Question 8: The estimated values of b1 is 0.2487 .
Question 9: The estimated values of b0 is 2.0854
Question 10: The SSE for the given data set is 0.462.
According to the image, to estimate b1, we can use the following formula:
b1 = Sxy / Sxx
Substituting the given summary statistics, we get:
b1 = 2.677 / 10.82 = 0.2487
To estimate b0, we can use the following formula:
b0 = ybar - b1 * xbar
Substituting the given summary statistics, we get:
b0 = 2.84 - 0.2487 * 3.5 = 2.0854
Therefore, the estimated values of b1 and b0 are 0.2487 and 2.0854, respectively.

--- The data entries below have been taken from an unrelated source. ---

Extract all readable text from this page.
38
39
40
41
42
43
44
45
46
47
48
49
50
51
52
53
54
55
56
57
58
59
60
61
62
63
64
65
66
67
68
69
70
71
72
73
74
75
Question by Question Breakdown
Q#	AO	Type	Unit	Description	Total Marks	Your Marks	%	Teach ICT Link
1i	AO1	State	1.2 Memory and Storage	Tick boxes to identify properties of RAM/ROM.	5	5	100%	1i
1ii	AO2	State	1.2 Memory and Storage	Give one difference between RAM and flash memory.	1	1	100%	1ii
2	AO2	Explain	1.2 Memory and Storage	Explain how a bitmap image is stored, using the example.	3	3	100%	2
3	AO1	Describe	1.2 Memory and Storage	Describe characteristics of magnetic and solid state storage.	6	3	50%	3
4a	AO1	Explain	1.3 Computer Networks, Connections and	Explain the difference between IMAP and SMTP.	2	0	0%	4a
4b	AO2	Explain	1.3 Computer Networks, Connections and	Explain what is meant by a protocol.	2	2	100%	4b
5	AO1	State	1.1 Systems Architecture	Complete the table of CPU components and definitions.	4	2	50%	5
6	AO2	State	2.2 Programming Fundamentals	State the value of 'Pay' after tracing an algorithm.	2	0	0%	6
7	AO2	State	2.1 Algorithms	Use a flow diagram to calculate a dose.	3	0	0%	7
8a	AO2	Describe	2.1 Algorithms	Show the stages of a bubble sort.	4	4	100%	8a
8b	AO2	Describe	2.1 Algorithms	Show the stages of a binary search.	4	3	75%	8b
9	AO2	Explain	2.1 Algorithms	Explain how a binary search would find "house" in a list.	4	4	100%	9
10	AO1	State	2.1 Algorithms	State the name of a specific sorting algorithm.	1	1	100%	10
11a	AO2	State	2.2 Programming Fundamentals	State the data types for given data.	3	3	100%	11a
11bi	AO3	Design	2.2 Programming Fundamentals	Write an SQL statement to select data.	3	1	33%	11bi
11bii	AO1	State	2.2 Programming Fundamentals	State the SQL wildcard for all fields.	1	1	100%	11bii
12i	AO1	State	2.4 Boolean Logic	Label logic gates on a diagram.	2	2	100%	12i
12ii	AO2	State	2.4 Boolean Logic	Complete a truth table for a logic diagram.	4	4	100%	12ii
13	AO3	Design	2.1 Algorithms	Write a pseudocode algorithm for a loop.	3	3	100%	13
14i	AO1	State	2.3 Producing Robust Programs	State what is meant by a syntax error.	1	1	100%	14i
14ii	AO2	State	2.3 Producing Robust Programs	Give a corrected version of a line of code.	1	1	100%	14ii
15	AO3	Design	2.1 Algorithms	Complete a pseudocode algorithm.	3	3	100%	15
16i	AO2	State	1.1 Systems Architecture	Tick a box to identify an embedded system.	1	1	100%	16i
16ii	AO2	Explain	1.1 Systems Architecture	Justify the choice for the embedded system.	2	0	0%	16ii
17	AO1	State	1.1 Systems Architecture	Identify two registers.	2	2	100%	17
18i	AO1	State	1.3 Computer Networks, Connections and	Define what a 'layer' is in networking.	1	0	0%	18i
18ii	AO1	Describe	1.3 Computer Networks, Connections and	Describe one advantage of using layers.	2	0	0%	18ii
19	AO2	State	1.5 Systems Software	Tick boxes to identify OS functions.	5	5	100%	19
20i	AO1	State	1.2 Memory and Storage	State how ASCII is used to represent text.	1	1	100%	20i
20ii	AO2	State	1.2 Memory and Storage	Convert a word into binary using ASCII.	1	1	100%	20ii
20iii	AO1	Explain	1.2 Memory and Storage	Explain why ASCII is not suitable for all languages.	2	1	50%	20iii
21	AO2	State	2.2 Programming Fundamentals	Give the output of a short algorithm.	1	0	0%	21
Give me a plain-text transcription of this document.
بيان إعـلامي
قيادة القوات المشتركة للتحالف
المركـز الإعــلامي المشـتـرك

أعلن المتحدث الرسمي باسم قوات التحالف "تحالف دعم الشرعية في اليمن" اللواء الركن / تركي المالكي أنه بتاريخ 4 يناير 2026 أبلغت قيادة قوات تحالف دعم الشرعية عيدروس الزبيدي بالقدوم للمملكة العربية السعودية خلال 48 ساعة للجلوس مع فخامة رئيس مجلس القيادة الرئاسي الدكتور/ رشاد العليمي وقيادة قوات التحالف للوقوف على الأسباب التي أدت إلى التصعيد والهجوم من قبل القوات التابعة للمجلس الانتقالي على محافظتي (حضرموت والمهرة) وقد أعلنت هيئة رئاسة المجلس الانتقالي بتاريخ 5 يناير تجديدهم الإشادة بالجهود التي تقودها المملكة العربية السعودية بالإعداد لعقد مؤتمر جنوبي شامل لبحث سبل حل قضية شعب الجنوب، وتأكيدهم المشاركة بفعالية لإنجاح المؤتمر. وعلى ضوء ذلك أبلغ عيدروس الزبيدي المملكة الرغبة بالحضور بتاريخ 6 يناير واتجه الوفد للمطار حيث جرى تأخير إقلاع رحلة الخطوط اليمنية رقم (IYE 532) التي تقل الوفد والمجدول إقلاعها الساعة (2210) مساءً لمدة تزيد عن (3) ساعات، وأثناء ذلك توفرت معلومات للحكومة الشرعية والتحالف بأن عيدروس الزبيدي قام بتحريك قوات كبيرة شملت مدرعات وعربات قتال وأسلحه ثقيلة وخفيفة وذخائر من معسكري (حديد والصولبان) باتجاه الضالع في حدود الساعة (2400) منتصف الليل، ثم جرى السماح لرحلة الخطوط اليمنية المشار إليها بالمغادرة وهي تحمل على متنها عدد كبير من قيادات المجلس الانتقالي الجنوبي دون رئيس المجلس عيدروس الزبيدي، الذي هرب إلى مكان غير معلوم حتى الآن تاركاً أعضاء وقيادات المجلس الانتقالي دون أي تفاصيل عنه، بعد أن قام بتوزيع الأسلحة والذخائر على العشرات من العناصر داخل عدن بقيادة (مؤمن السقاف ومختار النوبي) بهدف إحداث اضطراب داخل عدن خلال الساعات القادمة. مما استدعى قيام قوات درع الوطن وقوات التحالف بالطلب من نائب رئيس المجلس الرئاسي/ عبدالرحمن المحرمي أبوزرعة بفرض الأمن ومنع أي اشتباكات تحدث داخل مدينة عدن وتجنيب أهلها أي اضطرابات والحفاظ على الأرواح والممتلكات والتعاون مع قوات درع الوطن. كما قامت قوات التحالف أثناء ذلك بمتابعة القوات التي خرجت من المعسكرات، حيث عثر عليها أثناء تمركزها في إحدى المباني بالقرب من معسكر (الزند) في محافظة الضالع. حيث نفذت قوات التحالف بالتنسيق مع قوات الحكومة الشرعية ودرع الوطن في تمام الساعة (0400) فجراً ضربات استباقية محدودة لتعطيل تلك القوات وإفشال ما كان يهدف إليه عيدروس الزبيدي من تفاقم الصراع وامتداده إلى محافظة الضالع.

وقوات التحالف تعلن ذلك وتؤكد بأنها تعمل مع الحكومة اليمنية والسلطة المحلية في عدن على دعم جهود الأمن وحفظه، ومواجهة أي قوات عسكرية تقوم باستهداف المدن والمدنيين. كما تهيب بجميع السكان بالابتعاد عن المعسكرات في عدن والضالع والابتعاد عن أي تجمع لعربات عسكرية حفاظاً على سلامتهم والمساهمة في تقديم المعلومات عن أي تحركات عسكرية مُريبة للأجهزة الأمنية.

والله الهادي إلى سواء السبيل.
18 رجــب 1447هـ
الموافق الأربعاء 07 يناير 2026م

To compute SSE from the given summary statistics, we can use the following formula:
SSE = Syy - b1 * Sxy
where:
Syy is the variance of the y-values
b1 is the slope of the linear model
Sxy is the covariance between the x-values and the y-values
We can calculate b1 using the following formula:
b1 = Sxy / Sxx
where:
Sxx is the variance of the x-values
Substituting the given summary statistics into the above formulas, we get:
b1 = 2.677 / 10.82 = 0.247
SSE = 1.125 - 0.247 * 2.677 = 0.462
Therefore, the SSE for the given data set is 0.462.